VIPS also highlights "compelling technical evidence" undermining the notion the DNC emails were downloaded via a spearphishing attack. Julian Assange announced 12 June 2016 that he was in possession of emails relating to Hillary Clinton "pending publication" — two days later, DNC contractor CrowdStrike announced malware was found on the DNC server and claimed there was evidence it was injected by Russian operatives, and the very next day the Guccifer 2.0 persona appeared publicly for the first time. They affirmed the DNC statement, claimed to be responsible for hacking the DNC and to have provided the emails to WikiLeaks, and posted a document that forensic analysis indicates show was synthetically tainted with "Russian fingerprints".

The groups suspicions about the Guccifer 2.0 "persona" grew when the entity claimed responsibility for a "hack" of the DNC on July 5 2016 which released data that was "rather bland" compared to what WikiLeaks published 17 days later that among other things demonstrated the DNC had conspired to sabotage the Presidential campaign of Bernie Sanders. As a result, they suggest the "July 5 intrusion" was a "contrivance to preemptively taint anything WikiLeaks might later publish from the DNC".

VIPS duly began preparing a memo for then-President Barack Obama — leading VIPS member and former NSA Technical Director William Binney conducted a forensic examination of the metadata contained in the posted documents and compared that metadata with the known capacity of Internet connection speeds at the time in the US, which showed a transfer rate as high as 49.1 megabytes per second, a much faster rate than was possible from a remote online Internet connection. The 49.1 megabytes speed coincided, though, with the rate copying data onto a thumb drive could accommodate.

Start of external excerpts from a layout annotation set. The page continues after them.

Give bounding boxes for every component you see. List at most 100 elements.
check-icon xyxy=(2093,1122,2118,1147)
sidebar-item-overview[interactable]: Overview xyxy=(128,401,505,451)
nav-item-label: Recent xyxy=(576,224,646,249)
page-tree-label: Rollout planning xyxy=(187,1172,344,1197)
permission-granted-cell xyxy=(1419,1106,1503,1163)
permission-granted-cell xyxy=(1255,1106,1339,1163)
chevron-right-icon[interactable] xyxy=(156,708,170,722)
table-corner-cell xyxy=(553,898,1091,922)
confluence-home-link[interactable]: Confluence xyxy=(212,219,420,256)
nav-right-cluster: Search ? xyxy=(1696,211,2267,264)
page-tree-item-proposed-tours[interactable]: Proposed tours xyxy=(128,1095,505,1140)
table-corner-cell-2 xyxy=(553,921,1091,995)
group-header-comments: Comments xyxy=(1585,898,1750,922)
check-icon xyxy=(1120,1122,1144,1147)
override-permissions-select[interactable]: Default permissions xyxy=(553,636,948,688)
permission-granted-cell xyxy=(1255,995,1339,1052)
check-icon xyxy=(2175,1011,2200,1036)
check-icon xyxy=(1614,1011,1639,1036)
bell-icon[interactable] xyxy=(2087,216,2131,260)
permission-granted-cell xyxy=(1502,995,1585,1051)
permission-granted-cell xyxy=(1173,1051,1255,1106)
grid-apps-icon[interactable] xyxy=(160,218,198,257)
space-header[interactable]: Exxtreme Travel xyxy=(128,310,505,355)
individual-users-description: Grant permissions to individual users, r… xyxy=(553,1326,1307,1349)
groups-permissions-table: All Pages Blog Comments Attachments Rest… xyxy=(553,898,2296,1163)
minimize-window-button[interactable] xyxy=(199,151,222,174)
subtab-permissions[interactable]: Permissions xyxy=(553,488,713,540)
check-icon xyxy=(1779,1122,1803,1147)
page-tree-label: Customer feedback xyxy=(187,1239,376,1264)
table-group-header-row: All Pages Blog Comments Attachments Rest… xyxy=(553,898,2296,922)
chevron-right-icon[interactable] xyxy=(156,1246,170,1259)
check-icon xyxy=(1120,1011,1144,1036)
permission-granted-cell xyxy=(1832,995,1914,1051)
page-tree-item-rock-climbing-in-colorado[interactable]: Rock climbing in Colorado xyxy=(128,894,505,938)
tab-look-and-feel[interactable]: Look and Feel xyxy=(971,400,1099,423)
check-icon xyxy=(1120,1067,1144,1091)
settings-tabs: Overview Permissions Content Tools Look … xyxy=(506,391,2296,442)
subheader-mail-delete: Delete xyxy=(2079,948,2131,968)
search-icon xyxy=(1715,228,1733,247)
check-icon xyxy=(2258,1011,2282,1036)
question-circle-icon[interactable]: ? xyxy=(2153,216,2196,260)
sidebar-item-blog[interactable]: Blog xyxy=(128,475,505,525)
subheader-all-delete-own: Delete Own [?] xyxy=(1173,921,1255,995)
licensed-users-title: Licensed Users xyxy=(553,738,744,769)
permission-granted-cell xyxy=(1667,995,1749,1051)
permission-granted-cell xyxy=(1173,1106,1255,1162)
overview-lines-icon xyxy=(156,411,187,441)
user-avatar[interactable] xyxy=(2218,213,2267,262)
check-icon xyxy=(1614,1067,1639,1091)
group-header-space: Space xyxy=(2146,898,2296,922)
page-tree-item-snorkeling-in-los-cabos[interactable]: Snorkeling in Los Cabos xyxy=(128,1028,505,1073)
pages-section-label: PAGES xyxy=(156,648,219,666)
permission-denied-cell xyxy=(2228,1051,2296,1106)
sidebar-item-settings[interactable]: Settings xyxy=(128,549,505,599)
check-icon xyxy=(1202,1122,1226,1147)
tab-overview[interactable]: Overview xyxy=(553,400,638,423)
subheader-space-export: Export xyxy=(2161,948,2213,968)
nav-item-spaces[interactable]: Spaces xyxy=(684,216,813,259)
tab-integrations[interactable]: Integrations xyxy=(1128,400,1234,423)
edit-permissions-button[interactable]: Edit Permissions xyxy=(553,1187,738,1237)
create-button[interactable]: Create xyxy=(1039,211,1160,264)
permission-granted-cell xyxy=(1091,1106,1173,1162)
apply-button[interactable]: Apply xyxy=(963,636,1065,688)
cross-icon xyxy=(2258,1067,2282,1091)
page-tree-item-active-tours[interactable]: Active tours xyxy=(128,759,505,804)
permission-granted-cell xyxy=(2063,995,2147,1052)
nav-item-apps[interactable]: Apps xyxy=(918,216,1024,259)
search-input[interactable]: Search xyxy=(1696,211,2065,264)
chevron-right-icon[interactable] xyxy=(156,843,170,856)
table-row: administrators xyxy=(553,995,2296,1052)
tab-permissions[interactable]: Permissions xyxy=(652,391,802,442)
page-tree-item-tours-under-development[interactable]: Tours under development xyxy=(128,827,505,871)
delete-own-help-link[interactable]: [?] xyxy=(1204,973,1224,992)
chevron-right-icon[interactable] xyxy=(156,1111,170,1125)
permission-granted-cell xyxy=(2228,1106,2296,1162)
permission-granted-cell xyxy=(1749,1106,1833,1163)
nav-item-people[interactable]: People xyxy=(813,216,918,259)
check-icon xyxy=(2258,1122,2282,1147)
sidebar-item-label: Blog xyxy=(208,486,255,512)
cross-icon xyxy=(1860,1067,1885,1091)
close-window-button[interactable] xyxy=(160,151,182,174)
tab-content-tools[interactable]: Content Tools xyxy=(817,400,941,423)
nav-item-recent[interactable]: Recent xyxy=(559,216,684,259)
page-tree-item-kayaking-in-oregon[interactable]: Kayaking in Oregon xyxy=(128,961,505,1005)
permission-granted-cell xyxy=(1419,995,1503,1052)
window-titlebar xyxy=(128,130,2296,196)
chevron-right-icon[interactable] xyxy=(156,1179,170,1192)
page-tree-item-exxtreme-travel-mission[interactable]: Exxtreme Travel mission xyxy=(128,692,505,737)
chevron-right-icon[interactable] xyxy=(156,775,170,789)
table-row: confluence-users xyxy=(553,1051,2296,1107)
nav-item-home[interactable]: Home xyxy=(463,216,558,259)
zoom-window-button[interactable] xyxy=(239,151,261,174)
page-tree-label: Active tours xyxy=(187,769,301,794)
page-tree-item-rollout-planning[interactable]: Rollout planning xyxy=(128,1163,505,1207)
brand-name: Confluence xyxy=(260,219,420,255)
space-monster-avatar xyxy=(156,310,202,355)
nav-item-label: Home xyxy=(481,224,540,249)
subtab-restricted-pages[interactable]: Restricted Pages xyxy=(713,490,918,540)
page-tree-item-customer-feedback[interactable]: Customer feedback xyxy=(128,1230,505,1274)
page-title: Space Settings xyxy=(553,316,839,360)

The findings don't indicate who copied the information to an external storage device, but does disprove that Guccifer 2.0 hacked into the DNC 5 July 2016, and strongly indicate the data breach was local, and the emails were copied from the network.

VIPS submitted the memorandum to Obama's office 24 July 2017 — Binney was invited to discuss the findings with then-CIA Director Mike Pompeo, and they duly met in October for an hour-long discussion. Binney warned Pompeo — "to stares of incredulity" — his people should stop lying about the Russian hacking. Pompeo asked Binney if he would talk to the FBI and NSA. Binney agreed, but has not been contacted by those agencies since.